La Grande Barrière de corail aurait perdu la moitié de ses coraux en 25 ans
Selon une nouvelle étude, la Grande Barrière de corail aurait perdu près de la moitié de ses coraux au cours des 25 dernières années. Plus de 3 000 systèmes de récifs différents la composent, et la survie d'innombrables espèces en dépend.
Habitat d’une flore et d’une faune multicolores, la Grande Barrière de corail s’étire sur près de 2 300 km au nord-est de la côte australienne, le long de l’état du Queensland. Vue de haut, elle forme une frontière bleu turquoise au milieu d’une mer bleu marine.

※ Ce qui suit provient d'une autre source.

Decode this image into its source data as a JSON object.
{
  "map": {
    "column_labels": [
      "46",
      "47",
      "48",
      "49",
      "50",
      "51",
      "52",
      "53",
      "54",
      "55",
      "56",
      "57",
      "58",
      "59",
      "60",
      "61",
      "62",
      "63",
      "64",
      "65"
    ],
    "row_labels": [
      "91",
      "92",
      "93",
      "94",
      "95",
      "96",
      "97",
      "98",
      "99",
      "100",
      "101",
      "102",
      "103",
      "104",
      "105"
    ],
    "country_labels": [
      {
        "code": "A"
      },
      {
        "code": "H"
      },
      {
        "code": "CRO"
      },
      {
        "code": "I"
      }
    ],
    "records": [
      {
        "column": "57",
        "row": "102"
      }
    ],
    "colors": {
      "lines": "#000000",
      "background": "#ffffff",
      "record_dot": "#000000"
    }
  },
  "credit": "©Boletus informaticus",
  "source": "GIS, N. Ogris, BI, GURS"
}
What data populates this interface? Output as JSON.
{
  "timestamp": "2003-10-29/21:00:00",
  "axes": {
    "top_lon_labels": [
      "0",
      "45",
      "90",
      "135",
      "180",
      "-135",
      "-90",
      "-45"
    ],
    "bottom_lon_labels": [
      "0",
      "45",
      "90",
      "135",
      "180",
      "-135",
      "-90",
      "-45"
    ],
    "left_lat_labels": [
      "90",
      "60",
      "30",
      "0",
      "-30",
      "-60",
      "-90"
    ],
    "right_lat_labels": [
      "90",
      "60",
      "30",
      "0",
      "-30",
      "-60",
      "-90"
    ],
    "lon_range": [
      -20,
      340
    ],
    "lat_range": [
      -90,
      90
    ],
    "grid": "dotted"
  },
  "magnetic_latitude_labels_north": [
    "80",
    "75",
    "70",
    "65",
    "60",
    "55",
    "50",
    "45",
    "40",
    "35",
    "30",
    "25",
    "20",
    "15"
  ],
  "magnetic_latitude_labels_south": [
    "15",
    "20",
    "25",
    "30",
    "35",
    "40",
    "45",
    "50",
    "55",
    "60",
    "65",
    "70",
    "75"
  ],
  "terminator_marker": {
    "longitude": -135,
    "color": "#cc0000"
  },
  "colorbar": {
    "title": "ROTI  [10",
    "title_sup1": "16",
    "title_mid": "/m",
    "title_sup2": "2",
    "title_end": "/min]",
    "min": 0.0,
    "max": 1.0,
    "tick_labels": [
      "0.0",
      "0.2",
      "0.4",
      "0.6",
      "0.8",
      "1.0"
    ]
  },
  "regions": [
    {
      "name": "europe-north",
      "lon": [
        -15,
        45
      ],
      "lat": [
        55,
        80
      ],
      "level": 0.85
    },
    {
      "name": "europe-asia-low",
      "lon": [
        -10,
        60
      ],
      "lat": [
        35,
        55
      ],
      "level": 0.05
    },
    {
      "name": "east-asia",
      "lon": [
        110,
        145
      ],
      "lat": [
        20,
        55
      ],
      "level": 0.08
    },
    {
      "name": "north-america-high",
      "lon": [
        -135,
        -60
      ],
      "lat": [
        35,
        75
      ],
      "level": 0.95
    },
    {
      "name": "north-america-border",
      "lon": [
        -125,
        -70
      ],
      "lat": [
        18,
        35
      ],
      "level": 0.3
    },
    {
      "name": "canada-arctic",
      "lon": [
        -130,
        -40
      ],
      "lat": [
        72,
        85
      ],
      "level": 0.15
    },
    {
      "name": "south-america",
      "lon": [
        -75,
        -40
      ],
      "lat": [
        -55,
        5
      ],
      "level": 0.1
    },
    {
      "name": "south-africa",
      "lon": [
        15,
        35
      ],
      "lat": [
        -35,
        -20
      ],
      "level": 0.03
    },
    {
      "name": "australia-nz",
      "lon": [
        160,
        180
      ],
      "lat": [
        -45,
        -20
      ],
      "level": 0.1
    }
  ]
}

« Quand j'ai commencé l'étude en 1995, je ne savais pas que le récif allait changer autant et si rapidement, aujourd’hui il est perturbé à jamais… » déplore le professeur Terry Hugues. En Australie, le réchauffement climatique bouleverse de façon sans doute irréversible le plus grand système corallien et la plus grande structure vivante de la planète : la Grande Barrière de corail.

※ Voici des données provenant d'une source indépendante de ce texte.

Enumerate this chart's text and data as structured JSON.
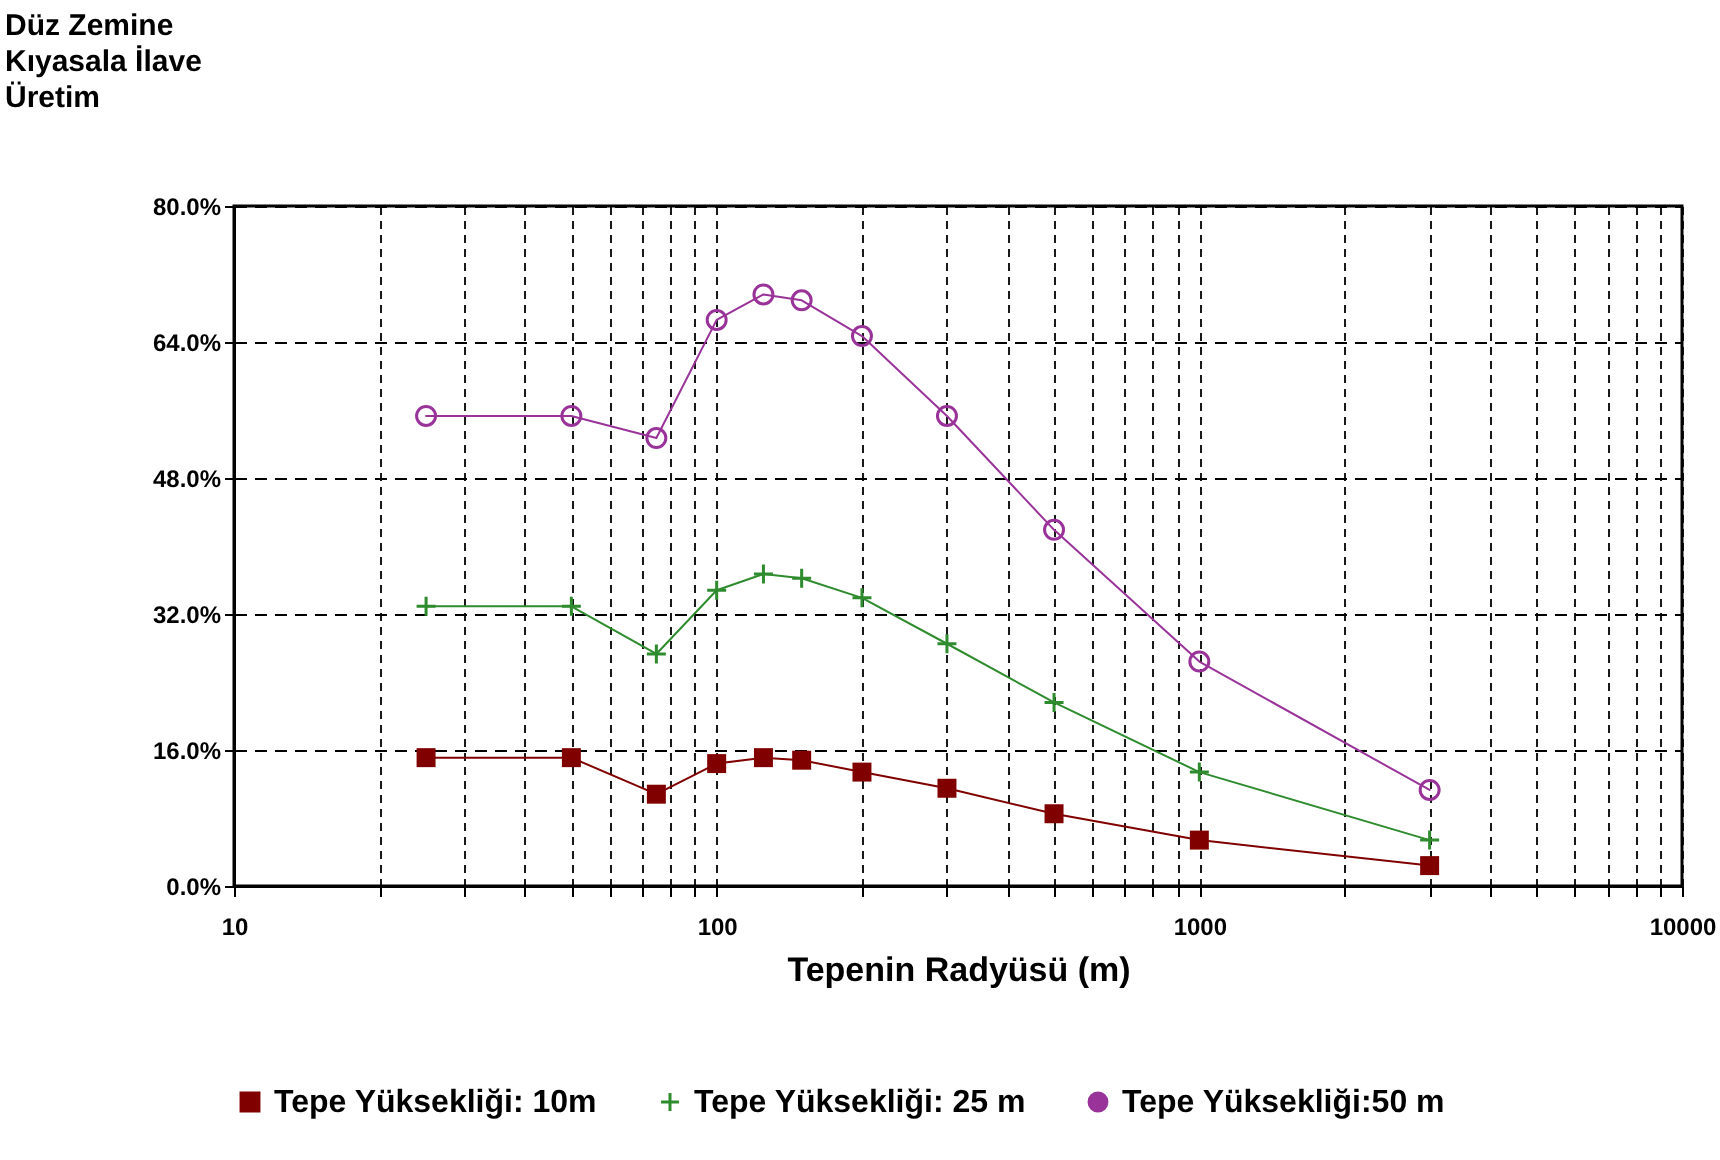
{
  "chart_data": {
    "type": "line",
    "ylabel": "Düz Zemine\nKıyasala İlave\nÜretim",
    "xlabel": "Tepenin Radyüsü (m)",
    "log": "x",
    "x": [
      25,
      50,
      75,
      100,
      125,
      150,
      200,
      300,
      500,
      1000,
      3000
    ],
    "series": [
      {
        "name": "Tepe Yüksekliği: 10m",
        "color": "#800000",
        "marker": "square",
        "values": [
          15.1,
          15.1,
          10.8,
          14.4,
          15.1,
          14.8,
          13.4,
          11.5,
          8.5,
          5.4,
          2.4
        ]
      },
      {
        "name": "Tepe Yüksekliği: 25 m",
        "color": "#2e8b2e",
        "marker": "cross",
        "values": [
          32.9,
          32.9,
          27.3,
          34.8,
          36.7,
          36.2,
          33.9,
          28.5,
          21.6,
          13.4,
          5.4
        ]
      },
      {
        "name": "Tepe Yüksekliği:50 m",
        "color": "#993399",
        "marker": "circle",
        "values": [
          55.3,
          55.3,
          52.7,
          66.6,
          69.6,
          68.9,
          64.7,
          55.3,
          41.9,
          26.4,
          11.3
        ]
      }
    ],
    "xlim": [
      10,
      10000
    ],
    "xticks": [
      10,
      {
        "value": 20,
        "label": null
      },
      {
        "value": 30,
        "label": null
      },
      {
        "value": 40,
        "label": null
      },
      {
        "value": 50,
        "label": null
      },
      {
        "value": 60,
        "label": null
      },
      {
        "value": 70,
        "label": null
      },
      {
        "value": 80,
        "label": null
      },
      {
        "value": 90,
        "label": null
      },
      100,
      {
        "value": 200,
        "label": null
      },
      {
        "value": 300,
        "label": null
      },
      {
        "value": 400,
        "label": null
      },
      {
        "value": 500,
        "label": null
      },
      {
        "value": 600,
        "label": null
      },
      {
        "value": 700,
        "label": null
      },
      {
        "value": 800,
        "label": null
      },
      {
        "value": 900,
        "label": null
      },
      1000,
      {
        "value": 2000,
        "label": null
      },
      {
        "value": 3000,
        "label": null
      },
      {
        "value": 4000,
        "label": null
      },
      {
        "value": 5000,
        "label": null
      },
      {
        "value": 6000,
        "label": null
      },
      {
        "value": 7000,
        "label": null
      },
      {
        "value": 8000,
        "label": null
      },
      {
        "value": 9000,
        "label": null
      },
      10000
    ],
    "ylim": [
      0,
      80
    ],
    "yticks": [
      {
        "value": 0,
        "label": "0.0%"
      },
      {
        "value": 16,
        "label": "16.0%"
      },
      {
        "value": 32,
        "label": "32.0%"
      },
      {
        "value": 48,
        "label": "48.0%"
      },
      {
        "value": 64,
        "label": "64.0%"
      },
      {
        "value": 80,
        "label": "80.0%"
      }
    ],
    "grid": true,
    "legend": "bottom",
    "line_style": "solid"
  }
}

Il y a quelques jours, le professeur Hugues et son équipe de l’ARC Centre of Excellence Coral Reef Studies ont publié une étude dans la revue scientifique Proceedings of the Royal Society dans laquelle 25 années de travaux ont été compilées. « Notre étude est la première à mesurer les changements de taille des coraux sur plusieurs décennies sur l'ensemble de la Grande Barrière de corail » explique le professeur Hugues, « elle montre qu'il y a moins de grandes, moyennes et petites colonies dans les eaux plus ou moins profondes chez pratiquement toutes les espèces de coraux » poursuit-il.
Inscrite depuis 1981 au patrimoine mondial de l’Unesco, elle abrite une faune marine d’une diversité exceptionnelle : 3 000 systèmes de récifs différents, 600 îles tropicales et 300 bancs de coraux. Elle permet la coexistence d’une multitude de plantes et animaux marins dont des raies, des requins, des tortues de mer, des algues…
Aujourd’hui, cette structure vivante est confrontée à sa cinquième vague de blanchissement massif. À l’origine de ce blanchissement, des changements de la température de l’eau qui entraînent l’expulsion des zooxanthelles symbiotiques, des algues unicellulaires qui utilisent les déchets métaboliques des coraux pour la photosynthèse.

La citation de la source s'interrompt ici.